The Department of Justice announced Monday it will open a civil rights investigation into the death of Dontre Hamilton after a local district attorney said earlier in the day no charges would be brought against the police officer in the case.
"The United States Department of Justice will undertake a federal review of this case to determine if, under federal civil rights law, there is a basis, both legal and factual, upon which a federal civil rights prosecution may be premised," the U.S. Attorney in Eastern Wisconsin said in a statement. "This review will be conducted by the Federal Bureau of Investigation, the Office of the United States Attorney for the Eastern District of Wisconsin, and the Civil Rights Division."
After an eight-month investigation, a Milwaukee district attorney has concluded that Chris Manney will face no charges for the shooting death of an unarmed black man.
On April 30, Manney shot 31-year-old Dontre Hamilton 14 times after confronting him while he was sleeping on a Milwaukee park bench.
During the incident, Manney alleged that Hamilton grabbed his baton and struck him on the neck. Manney then shot Hamilton repeatedly. He was pronounced dead at the hospital.
An autopsy report released by the county medical examiner called into question Manney's account. The report revealed that Manney shot Hamilton multiple times at a downward trajectory and once from behind.
Manney also described Hamilton as "considerably younger than me, in much better shape than me, and much stronger and more muscular than me."
The autopsy results did not support Manney's description. The autopsy revealed that at the time of his death Hamilton was 5 feet 7 inches and 169 pounds and referred to him as "overweight."
The DA's report includes nine witnesses who said Manney shot Hamilton one to two times after he had fallen to the ground. However, the DA said that the closest eyewitnesses reported that Manney stopped firing after Hamilton fell.
The DA's report said that Manney fired 14 times in under four seconds. It concluded that the number of shots was justified because Manney did not have time to react and stop shooting.
The Milwaukee Police Association said in a statement Monday that it supported the DA's decision not to charge Manney.
"Officer Manney's actions were reasonable and justified considering the threat – while truly an unfortunate situation, there simply was no other option available," said MPA President Mike Crivello.
Manney was fired in October by the Milwaukee police department for executing an illegal pat-down of a mentally ill person. Hamilton was being treated for schizophrenia at the time of his death.
After Manney's firing, Hamilton's family told BuzzFeed News they were still seeking justice for their relative's death.
"Yes, he's been fired," Hamilton's older brother Dameion said. "But we're still waiting on a decision whether or not this man is going to be charged or just let go and left alone."

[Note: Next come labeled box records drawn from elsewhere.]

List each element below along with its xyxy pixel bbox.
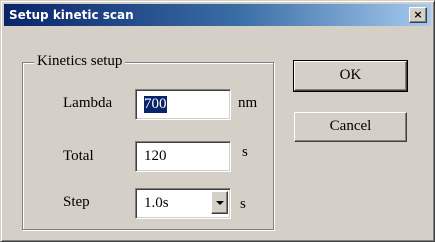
total-input[interactable]: 120 xyxy=(135,141,231,172)
cancel-button-label: Cancel xyxy=(329,118,372,134)
ok-button[interactable]: OK xyxy=(293,60,408,92)
step-unit: s xyxy=(240,196,246,212)
cancel-button[interactable]: Cancel xyxy=(294,112,407,142)
ok-button-label: OK xyxy=(339,67,362,83)
group-legend: Kinetics setup xyxy=(34,53,126,70)
total-value: 120 xyxy=(144,148,167,164)
dialog-window: Setup kinetic scan × Kinetics setup Lamb… xyxy=(0,0,435,242)
step-dropdown-button[interactable] xyxy=(211,191,228,214)
lambda-input[interactable]: 700 xyxy=(135,89,231,120)
window-title: Setup kinetic scan xyxy=(9,8,134,22)
lambda-unit: nm xyxy=(238,95,258,111)
title-bar[interactable]: Setup kinetic scan × xyxy=(4,4,431,26)
lambda-label: Lambda xyxy=(63,95,113,111)
step-value: 1.0s xyxy=(144,195,169,211)
step-label: Step xyxy=(63,194,90,210)
step-select[interactable]: 1.0s xyxy=(135,188,231,219)
chevron-down-icon xyxy=(216,201,224,205)
total-unit: s xyxy=(242,144,248,160)
close-icon: × xyxy=(413,8,423,21)
close-button[interactable]: × xyxy=(409,7,427,23)
total-label: Total xyxy=(63,148,94,164)
lambda-value: 700 xyxy=(144,96,167,113)
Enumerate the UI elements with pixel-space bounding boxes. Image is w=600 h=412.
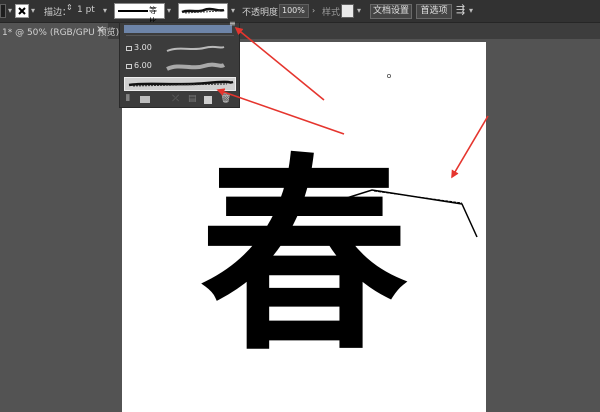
- anchor-point: [386, 74, 391, 79]
- brush-row-2[interactable]: 6.00: [124, 59, 236, 75]
- panel-footer: ⫴ ⤫ ▤ 🗑: [124, 94, 236, 106]
- stroke-weight-field[interactable]: 1 pt: [77, 5, 95, 15]
- chevron-down-icon[interactable]: ▾: [103, 6, 107, 15]
- trash-icon[interactable]: 🗑: [220, 94, 231, 104]
- calligraphic-brush-icon: [126, 64, 132, 69]
- brush-definition-dropdown[interactable]: [178, 3, 228, 19]
- chevron-down-icon[interactable]: ▾: [8, 6, 12, 15]
- opacity-field[interactable]: 100%: [279, 4, 309, 18]
- opacity-value: 100%: [282, 6, 305, 15]
- brush-preview-icon: [181, 7, 225, 14]
- stepper-icon[interactable]: ⇕: [66, 3, 73, 12]
- calligraphy-character: 春: [200, 137, 408, 379]
- control-bar: ▾ ▾ 描边： ⇕ 1 pt ▾ 等比 ▾ ▾ 不透明度： 100% › 样式：…: [0, 0, 600, 26]
- chevron-down-icon[interactable]: ▾: [231, 6, 235, 15]
- chevron-down-icon[interactable]: ▾: [357, 6, 361, 15]
- brush-library-icon[interactable]: ⫴: [126, 94, 130, 104]
- brush-size: 6.00: [134, 61, 152, 70]
- library-panel-icon[interactable]: [140, 96, 150, 103]
- fill-swatch[interactable]: [0, 4, 6, 18]
- preferences-button[interactable]: 首选项: [416, 4, 452, 19]
- brush-stroke-preview: [128, 80, 234, 87]
- brush-size: 3.00: [134, 43, 152, 52]
- panel-top-strip: [124, 25, 232, 33]
- arrange-documents-icon[interactable]: ⇶: [456, 3, 465, 16]
- brush-stroke-preview: [166, 62, 226, 71]
- new-brush-icon[interactable]: [204, 96, 212, 104]
- brush-stroke-preview: [166, 45, 225, 52]
- chevron-right-icon[interactable]: ›: [312, 6, 315, 15]
- none-swatch-icon: [18, 7, 26, 15]
- chevron-down-icon[interactable]: ▾: [31, 6, 35, 15]
- remove-brush-stroke-icon[interactable]: ⤫: [172, 94, 179, 104]
- calligraphic-brush-icon: [126, 46, 132, 51]
- panel-menu-icon[interactable]: ≡: [229, 19, 236, 28]
- stroke-swatch[interactable]: [15, 4, 29, 18]
- document-tab[interactable]: 1* @ 50% (RGB/GPU 预览) ×: [0, 23, 119, 39]
- brush-options-icon[interactable]: ▤: [188, 94, 197, 104]
- brush-row-1[interactable]: 3.00: [124, 41, 236, 57]
- chevron-down-icon[interactable]: ▾: [469, 6, 473, 15]
- panel-divider: [126, 35, 234, 36]
- document-setup-button[interactable]: 文档设置: [370, 4, 412, 19]
- close-icon[interactable]: ×: [96, 24, 104, 35]
- chevron-down-icon[interactable]: ▾: [167, 6, 171, 15]
- graphic-style-swatch[interactable]: [341, 4, 354, 18]
- brushes-panel: ≡ 3.00 6.00 ⫴ ⤫ ▤ 🗑: [119, 19, 240, 108]
- stroke-profile-dropdown[interactable]: 等比: [114, 3, 165, 26]
- brush-row-selected[interactable]: [124, 77, 236, 91]
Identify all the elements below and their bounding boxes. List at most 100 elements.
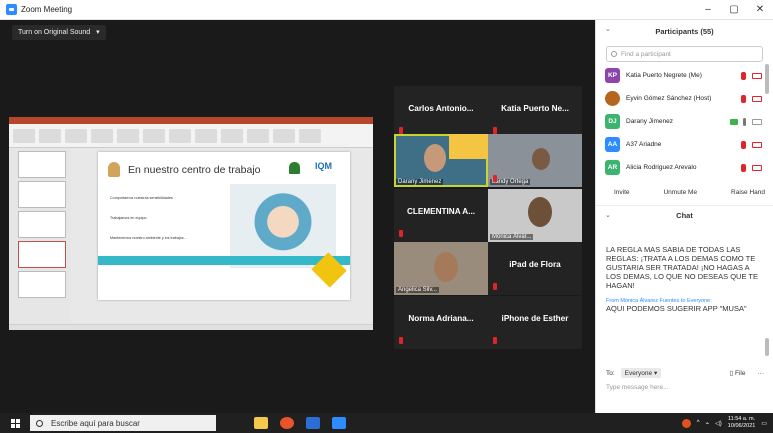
chat-message-input[interactable]: Type message here... xyxy=(606,384,669,391)
mic-muted-icon xyxy=(399,230,403,237)
clock-time: 11:54 a. m. xyxy=(728,416,756,422)
original-sound-button[interactable]: Turn on Original Sound ▾ xyxy=(12,25,106,40)
participant-row[interactable]: Eyvin Gómez Sánchez (Host) xyxy=(596,87,773,110)
mic-muted-icon xyxy=(493,283,497,290)
raise-hand-button[interactable]: Raise Hand xyxy=(731,189,765,196)
video-tile[interactable]: iPad de Flora xyxy=(488,242,582,295)
screen-share-icon xyxy=(730,119,738,125)
ppt-status-bar xyxy=(9,324,373,330)
chat-header: ⌄ Chat xyxy=(596,205,773,225)
minimize-button[interactable]: – xyxy=(695,0,721,20)
chevron-up-icon[interactable]: ^ xyxy=(697,420,700,426)
file-explorer-icon[interactable] xyxy=(254,417,268,429)
recipient-select[interactable]: Everyone ▾ xyxy=(620,368,662,378)
chat-messages: LA REGLA MAS SABIA DE TODAS LAS REGLAS: … xyxy=(596,225,773,368)
camera-off-icon[interactable] xyxy=(752,96,762,102)
volume-icon[interactable]: ◁) xyxy=(715,420,722,427)
original-sound-label: Turn on Original Sound xyxy=(18,29,91,36)
chrome-icon[interactable] xyxy=(280,417,294,429)
zoom-logo-icon xyxy=(6,4,17,15)
avatar xyxy=(605,91,620,106)
search-icon xyxy=(611,51,617,57)
file-button[interactable]: ▯ File xyxy=(730,369,746,377)
participant-video xyxy=(528,197,552,227)
close-button[interactable]: ✕ xyxy=(747,0,773,20)
chat-message-text: LA REGLA MAS SABIA DE TODAS LAS REGLAS: … xyxy=(606,245,758,290)
video-tile[interactable]: Katia Puerto Ne... xyxy=(488,86,582,139)
invite-button[interactable]: Invite xyxy=(614,189,630,196)
taskbar-search-input[interactable]: Escribe aquí para buscar xyxy=(30,415,216,431)
slide-accent-bar xyxy=(98,256,350,265)
slide-thumbnails xyxy=(9,148,71,324)
tile-name: Norma Adriana... xyxy=(408,314,474,323)
mic-muted-icon[interactable] xyxy=(741,72,746,80)
participant-search-placeholder: Find a participant xyxy=(621,50,671,58)
participant-video xyxy=(434,252,458,282)
network-icon[interactable]: ⌁ xyxy=(706,420,710,427)
participant-name: Darany Jimenez xyxy=(626,118,673,125)
to-label: To: xyxy=(606,369,615,377)
chevron-down-icon[interactable]: ⌄ xyxy=(605,25,611,33)
window-controls: – ▢ ✕ xyxy=(695,0,773,20)
participants-header: ⌄ Participants (55) xyxy=(596,20,773,42)
video-tile[interactable]: Norma Adriana... xyxy=(394,296,488,349)
video-tile[interactable]: Angelica Silv... xyxy=(394,242,488,295)
camera-off-icon[interactable] xyxy=(752,73,762,79)
file-label: File xyxy=(735,370,746,377)
mic-muted-icon[interactable] xyxy=(741,141,746,149)
participant-row[interactable]: AA A37 Ariadne xyxy=(596,133,773,156)
participant-search-input[interactable]: Find a participant xyxy=(606,46,763,62)
tile-name: iPad de Flora xyxy=(509,260,561,269)
building-logo-icon xyxy=(108,162,120,177)
video-tile[interactable]: Carlos Antonio... xyxy=(394,86,488,139)
participant-row[interactable]: DJ Darany Jimenez xyxy=(596,110,773,133)
chevron-down-icon[interactable]: ⌄ xyxy=(605,211,611,219)
video-tile[interactable]: Landy Ortega xyxy=(488,134,582,187)
notification-icon[interactable]: ▭ xyxy=(761,420,767,427)
unmute-me-button[interactable]: Unmute Me xyxy=(663,189,697,196)
slide-bullets: Comportarnos nuestras sensibilidades Tra… xyxy=(110,196,228,256)
tray-app-icon[interactable] xyxy=(681,418,691,428)
ppt-title-bar xyxy=(9,117,373,124)
teams-icon[interactable] xyxy=(306,417,320,429)
mic-muted-icon xyxy=(493,337,497,344)
video-tile[interactable]: Darany Jimenez xyxy=(394,134,488,187)
camera-off-icon[interactable] xyxy=(752,165,762,171)
participants-scrollbar[interactable] xyxy=(765,64,769,94)
camera-off-icon[interactable] xyxy=(752,142,762,148)
video-area: Turn on Original Sound ▾ En nuestro cent… xyxy=(0,20,595,413)
participant-name: Eyvin Gómez Sánchez (Host) xyxy=(626,95,712,102)
windows-start-icon[interactable] xyxy=(11,418,20,428)
video-tile[interactable]: Mónica Álvar... xyxy=(488,189,582,242)
avatar: DJ xyxy=(605,114,620,129)
shared-screen[interactable]: En nuestro centro de trabajo IQM Comport… xyxy=(9,117,373,330)
camera-icon[interactable] xyxy=(752,119,762,125)
participant-row[interactable]: KP Katia Puerto Negrete (Me) xyxy=(596,64,773,87)
more-options-button[interactable]: ··· xyxy=(758,370,765,377)
maximize-button[interactable]: ▢ xyxy=(721,0,747,20)
taskbar-search-placeholder: Escribe aquí para buscar xyxy=(51,418,140,428)
slide-bullet: Trabajamos en equipo xyxy=(110,216,147,220)
slide-thumbnail xyxy=(18,211,66,238)
participant-name: Alicia Rodriguez Arevalo xyxy=(626,164,697,171)
video-tile[interactable]: CLEMENTINA A... xyxy=(394,189,488,242)
zoom-icon[interactable] xyxy=(332,417,346,429)
mic-icon[interactable] xyxy=(743,118,746,126)
tile-name: Katia Puerto Ne... xyxy=(501,104,569,113)
windows-taskbar: Escribe aquí para buscar ^ ⌁ ◁) 11:54 a.… xyxy=(0,413,773,433)
search-icon xyxy=(36,419,43,427)
avatar: AA xyxy=(605,137,620,152)
mic-muted-icon[interactable] xyxy=(741,95,746,103)
tile-name: Carlos Antonio... xyxy=(408,104,474,113)
ppt-ribbon xyxy=(9,124,373,148)
participant-row[interactable]: AR Alicia Rodriguez Arevalo xyxy=(596,156,773,179)
slide-thumbnail xyxy=(18,181,66,208)
clock-date: 10/06/2021 xyxy=(727,423,756,429)
chat-scrollbar[interactable] xyxy=(765,338,769,356)
video-tile[interactable]: iPhone de Esther xyxy=(488,296,582,349)
participants-title: Participants (55) xyxy=(655,26,714,36)
mic-muted-icon[interactable] xyxy=(741,164,746,172)
slide-thumbnail xyxy=(18,151,66,178)
taskbar-clock[interactable]: 11:54 a. m. 10/06/2021 xyxy=(728,416,756,430)
tile-label: Mónica Álvar... xyxy=(490,234,534,240)
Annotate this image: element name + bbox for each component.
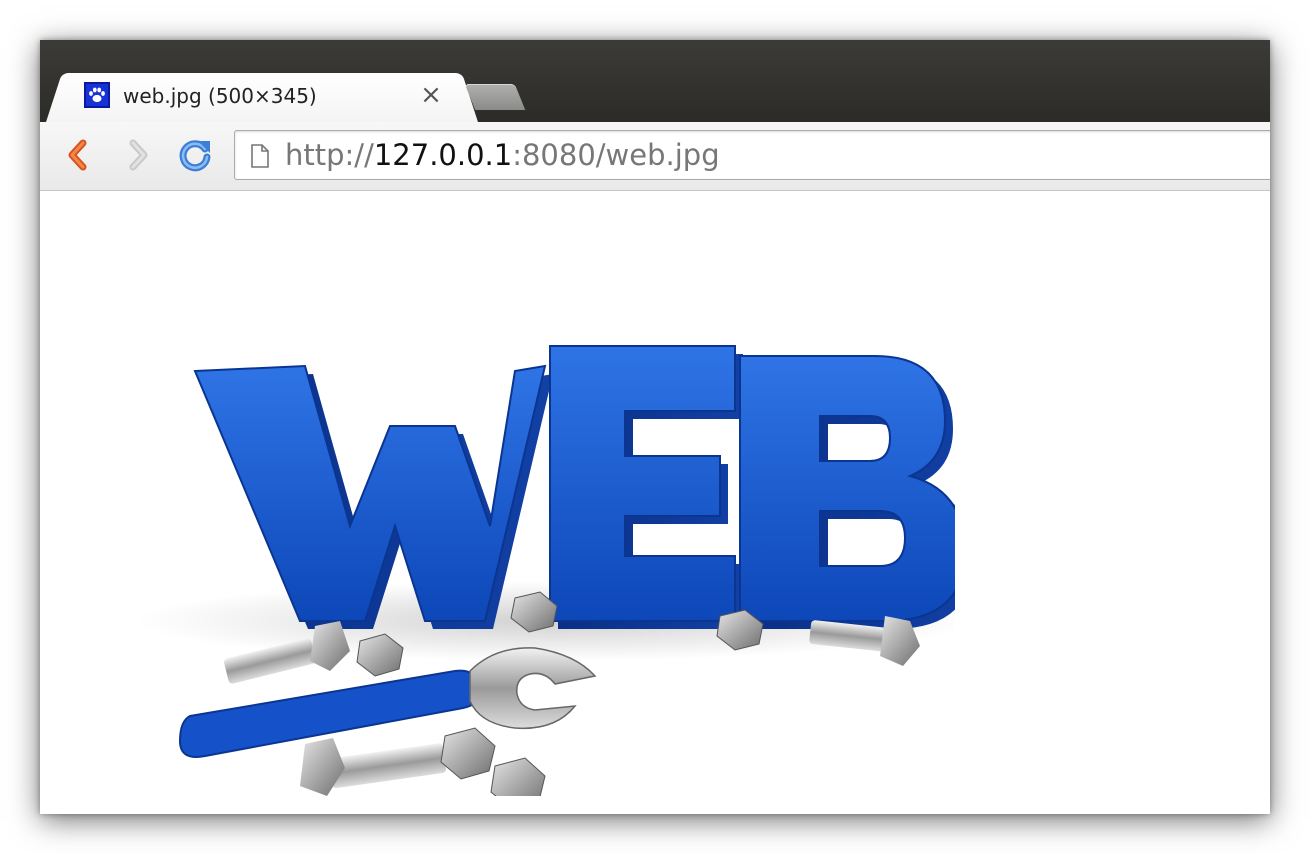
letter-w-graphic (193, 364, 553, 629)
back-button[interactable] (60, 136, 98, 174)
forward-arrow-icon (129, 139, 148, 171)
url-path: :8080/web.jpg (512, 138, 720, 172)
letter-e-graphic (549, 345, 743, 629)
letter-b-graphic (739, 355, 955, 629)
nut-graphic (440, 727, 496, 780)
back-arrow-icon (68, 139, 87, 171)
paw-icon (84, 82, 110, 108)
forward-button[interactable] (118, 136, 156, 174)
reload-button[interactable] (176, 136, 214, 174)
page-icon (251, 144, 269, 168)
web-tools-image (135, 345, 955, 796)
close-tab-icon[interactable]: × (416, 80, 446, 110)
tab-strip: web.jpg (500×345) × (40, 40, 1270, 122)
browser-toolbar: http://127.0.0.1:8080/web.jpg (40, 122, 1270, 191)
address-bar[interactable]: http://127.0.0.1:8080/web.jpg (234, 130, 1270, 180)
url-host: 127.0.0.1 (373, 138, 513, 172)
page-content (40, 191, 1270, 814)
reload-icon (179, 140, 211, 172)
tab-title: web.jpg (500×345) (123, 84, 317, 108)
url-scheme: http:// (285, 138, 374, 172)
nut-graphic (490, 757, 546, 796)
active-tab[interactable]: web.jpg (500×345) × (66, 73, 458, 122)
url-text: http://127.0.0.1:8080/web.jpg (285, 138, 720, 172)
new-tab-button[interactable] (464, 84, 526, 110)
browser-window: web.jpg (500×345) × http://127.0.0.1:808… (40, 40, 1270, 814)
bolt-bottom-graphic (300, 738, 446, 796)
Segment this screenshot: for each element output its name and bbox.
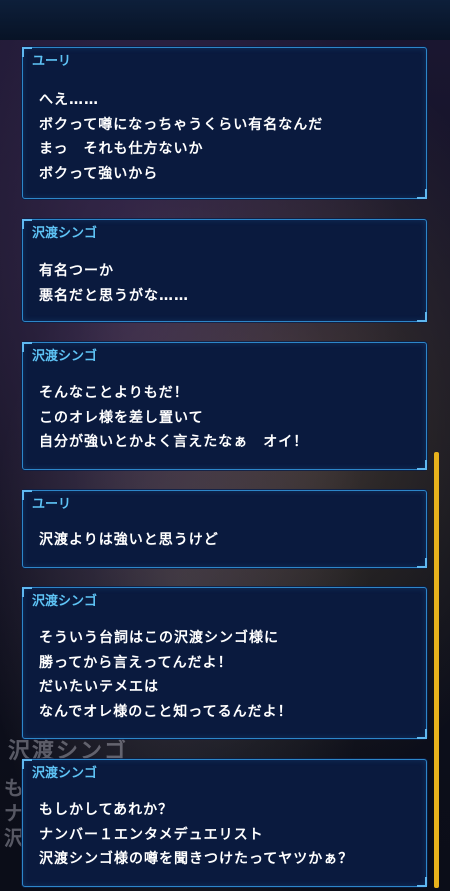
message-line: 自分が強いとかよく言えたなぁ オイ！ [39,434,309,450]
message-text: 沢渡よりは強いと思うけど [39,528,219,553]
message-text: そういう台詞はこの沢渡シンゴ様に 勝ってから言えってんだよ！ だいたいテメエは … [39,626,293,724]
message-bubble: ユーリ へえ…… ボクって噂になっちゃうくらい有名なんだ まっ それも仕方ないか… [22,47,427,199]
message-text: もしかしてあれか？ ナンバー１エンタメデュエリスト 沢渡シンゴ様の噂を聞きつけた… [39,798,353,872]
message-line: ボクって強いから [39,165,159,182]
message-text: そんなことよりもだ！ このオレ様を差し置いて 自分が強いとかよく言えたなぁ オイ… [39,381,308,455]
message-bubble: 沢渡シンゴ そういう台詞はこの沢渡シンゴ様に 勝ってから言えってんだよ！ だいた… [22,587,427,739]
message-text: 有名つーか 悪名だと思うがな…… [39,259,189,308]
message-line: まっ それも仕方ないか [39,141,204,157]
speaker-name: ユーリ [32,497,72,512]
message-bubble: 沢渡シンゴ 有名つーか 悪名だと思うがな…… [22,219,427,322]
message-line: 沢渡シンゴ様の噂を聞きつけたってヤツかぁ？ [39,851,354,867]
message-bubble: 沢渡シンゴ そんなことよりもだ！ このオレ様を差し置いて 自分が強いとかよく言え… [22,342,427,470]
message-bubble: ユーリ 沢渡よりは強いと思うけど [22,490,427,568]
speaker-name: 沢渡シンゴ [32,594,98,609]
speaker-name: 沢渡シンゴ [32,226,98,241]
message-line: なんでオレ様のこと知ってるんだよ！ [39,703,293,720]
speaker-name: 沢渡シンゴ [32,766,98,781]
message-line: もしかしてあれか？ [39,802,174,818]
message-line: ナンバー１エンタメデュエリスト [39,826,264,843]
speaker-name: 沢渡シンゴ [32,349,98,364]
message-line: そういう台詞はこの沢渡シンゴ様に [39,630,279,646]
speaker-name: ユーリ [32,54,72,69]
message-text: へえ…… ボクって噂になっちゃうくらい有名なんだ まっ それも仕方ないか ボクっ… [39,88,323,186]
top-bar [0,0,450,41]
message-line: だいたいテメエは [39,679,159,695]
message-line: 有名つーか [39,263,114,279]
message-line: へえ…… [39,92,99,108]
message-line: 勝ってから言えってんだよ！ [39,654,233,671]
background-text-char: 沢 [4,826,24,850]
message-line: このオレ様を差し置いて [39,409,204,426]
message-line: 沢渡よりは強いと思うけど [39,532,219,548]
log-scrollbar[interactable] [434,452,439,888]
message-line: そんなことよりもだ！ [39,385,189,401]
message-bubble: 沢渡シンゴ もしかしてあれか？ ナンバー１エンタメデュエリスト 沢渡シンゴ様の噂… [22,759,427,887]
message-line: 悪名だと思うがな…… [39,287,189,304]
message-line: ボクって噂になっちゃうくらい有名なんだ [39,116,324,133]
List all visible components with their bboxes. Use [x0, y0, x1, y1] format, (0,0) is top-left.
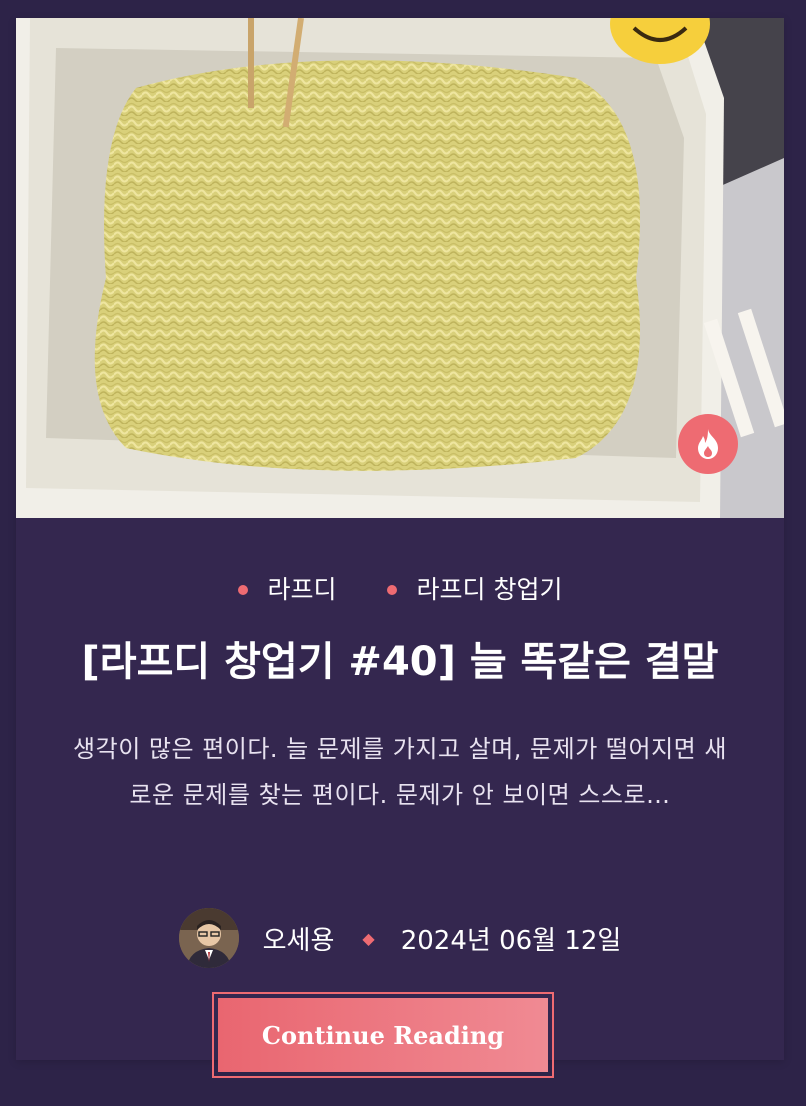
category-label: 라프디 창업기	[416, 575, 563, 604]
post-title[interactable]: [라프디 창업기 #40] 늘 똑같은 결말	[16, 636, 784, 688]
category-dot	[386, 585, 397, 595]
post-card: 라프디 라프디 창업기 [라프디 창업기 #40] 늘 똑같은 결말 생각이 많…	[16, 18, 784, 1060]
featured-image[interactable]	[16, 18, 784, 518]
category-link-rapdi-startup[interactable]: 라프디 창업기	[386, 574, 563, 606]
post-excerpt: 생각이 많은 편이다. 늘 문제를 가지고 살며, 문제가 떨어지면 새로운 문…	[73, 735, 727, 809]
category-label: 라프디	[267, 575, 337, 604]
author-name[interactable]: 오세용	[263, 920, 335, 957]
category-dot	[237, 585, 248, 595]
author-avatar[interactable]	[178, 908, 239, 968]
post-meta: 오세용 ◆ 2024년 06월 12일	[16, 908, 784, 968]
continue-reading-button[interactable]: Continue Reading	[218, 998, 548, 1072]
post-categories: 라프디 라프디 창업기	[16, 574, 784, 606]
diamond-separator-icon: ◆	[362, 928, 375, 948]
post-date: 2024년 06월 12일	[400, 925, 622, 956]
continue-reading-frame: Continue Reading	[212, 992, 554, 1078]
category-link-rapdi[interactable]: 라프디	[237, 574, 337, 606]
featured-badge	[678, 414, 738, 474]
flame-icon	[698, 429, 718, 459]
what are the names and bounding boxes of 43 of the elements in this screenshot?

In his report, DA John Chisholm said, "I come to the conclusion that Officer Manney's use of force in this incident was justified self-defense and that defense cannot be reasonably overcome to establish a basis to charge Officer Manney with a crime."
The Hamilton family says they are "extremely disappointed" in the DA's decision.
The Hamiltons released a statement through their lawyer on Monday:
The Dontre Hamilton shooting death case has now resulted in the Milwaukee County District Attorney adding yet another decision to the list of cases around the country with no criminal charges being filed against a police officer who shot and killed an African American male citizen. After waiting now for almost EIGHT MONTHS since Dontre Hamilton was shot and killed at Red Arrow Park by former City of Milwaukee Police Officer Christopher Manney, the Hamilton family and their attorneys are extremely disappointed in District Attorney John Chisholm's decision in this case. This is a case which cries out for justice, criminal charges against Christopher Manney, and accountability to Dontre Hamilton's family. Since being advised today of the State law criminal charging decision by District Attorney Chisholm, we have been in contact with the United States Attorney's Office for the Eastern District of Wisconsin, in Milwaukee, and we have formally requested that they communicate with the United States Department of Justice, Civil Rights Division, Criminal Section, to immediately commence a federal investigation into this matter, with the belief that Federal law criminal civil rights charges are warranted in this case.